22nd
DEC

Why Google’s Personalized Search matters

Posted by Michael under Online Retail, Search

personalized google logo Why Googles Personalized Search mattersSince early December, Google has been personalising everybody’s search results, unless they opt out of the personalisation service. Why and how and what does it mean?

What is Google personalised search?

Essentially, Google’s search engine now ‘learns’ from your past searching behaviour to tailor the results it produces in a current search by comparing the results with the ones you clicked on in previous searches. So if you regularly click on search results from the TF, or the Daily Mirror, more of those search results will start showing up in future searches, because Google will give them a higher ranking, as compared to other results, because you seem to favour their content.

Any user can easily opt out of the personalisation option, and already most journalists are opting out, because it’s not in their interest to have their search results limited in this way – whether the general public will understand what is happening and how it affects their access to the internet is another matter.

Why does it matter?

A good question, to which the answers, as yet, are not clear. One troubling aspect of the situation is that Google is being coy about the percentage of search results, per searcher, that are being personalised – is it 80% or 20%?

And does it mean that, over time, a searcher will only see results from sites they favour, so if you prefer to buy British, for example, and therefore tend to click on British businesses in a search list, would you, over time, end up ONLY seeing British business results?

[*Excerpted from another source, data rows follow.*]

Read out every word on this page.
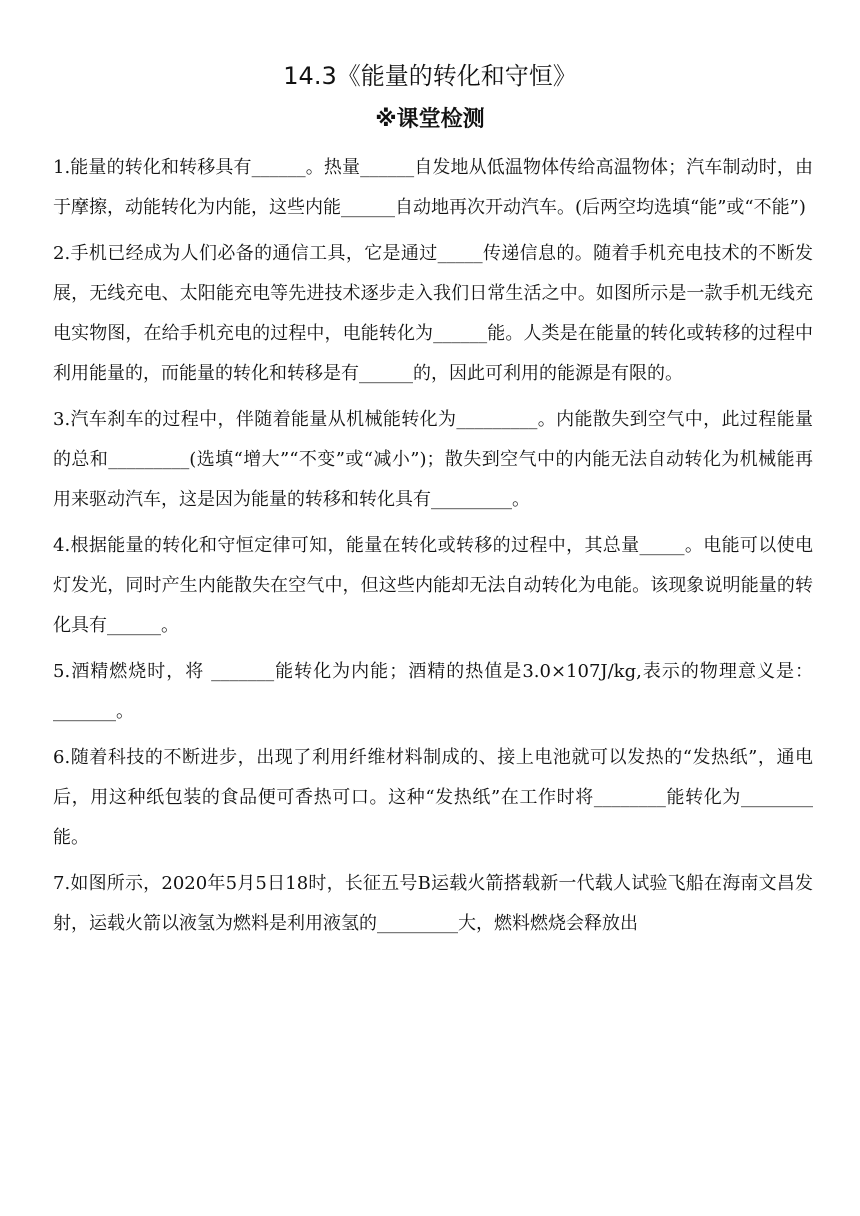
14.3《能量的转化和守恒》
※课堂检测

1.能量的转化和转移具有______。热量______自发地从低温物体传给高温物体；汽车制动时，由于摩擦，动能转化为内能，这些内能______自动地再次开动汽车。(后两空均选填“能”或“不能”)

2.手机已经成为人们必备的通信工具，它是通过_____传递信息的。随着手机充电技术的不断发展，无线充电、太阳能充电等先进技术逐步走入我们日常生活之中。如图所示是一款手机无线充电实物图，在给手机充电的过程中，电能转化为______能。人类是在能量的转化或转移的过程中利用能量的，而能量的转化和转移是有______的，因此可利用的能源是有限的。

3.汽车刹车的过程中，伴随着能量从机械能转化为_________。内能散失到空气中，此过程能量的总和_________(选填“增大”“不变”或“减小”)；散失到空气中的内能无法自动转化为机械能再用来驱动汽车，这是因为能量的转移和转化具有_________。

4.根据能量的转化和守恒定律可知，能量在转化或转移的过程中，其总量_____。电能可以使电灯发光，同时产生内能散失在空气中，但这些内能却无法自动转化为电能。该现象说明能量的转化具有______。

5.酒精燃烧时，将 _______能转化为内能；酒精的热值是3.0×107J/kg,表示的物理意义是：_______。

6.随着科技的不断进步，出现了利用纤维材料制成的、接上电池就可以发热的“发热纸”，通电后，用这种纸包装的食品便可香热可口。这种“发热纸”在工作时将________能转化为________能。

7.如图所示，2020年5月5日18时，长征五号B运载火箭搭载新一代载人试验飞船在海南文昌发射，运载火箭以液氢为燃料是利用液氢的_________大，燃料燃烧会释放出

Google says no because it wants to maintain ‘diversity’, and to ensure that areas of the web are not ‘inaccessible’ to people because of their search history. But that doesn’t mean that there won’t be seismic changes in the way online retailers and other businesses find themselves being represented in searches over time.

What is the impact likely to be?

As yet there are only questions, rather than answers, but those questions are crucial ones for the SEO market:

1. Can this effort by Google to drive personalisation, as an opt-out rather than an opt-in feature, be seen as a counter attack on SEO?
2. Will new sites suffer as a result of the creation of a personalised search history; how does a new brand become a favourite and; what could the break-through mechanisms be that would allow this to happen?
3. How can website managers adequately judge their site ranking in Google with personalisation being applied?
4. How confused will users be by the different kind of results they get as they move between computers and find that items that appeared high on their ‘personalised search’ computer don’t show up on the first page of their ‘public’ computer or one they share with other people at home or work?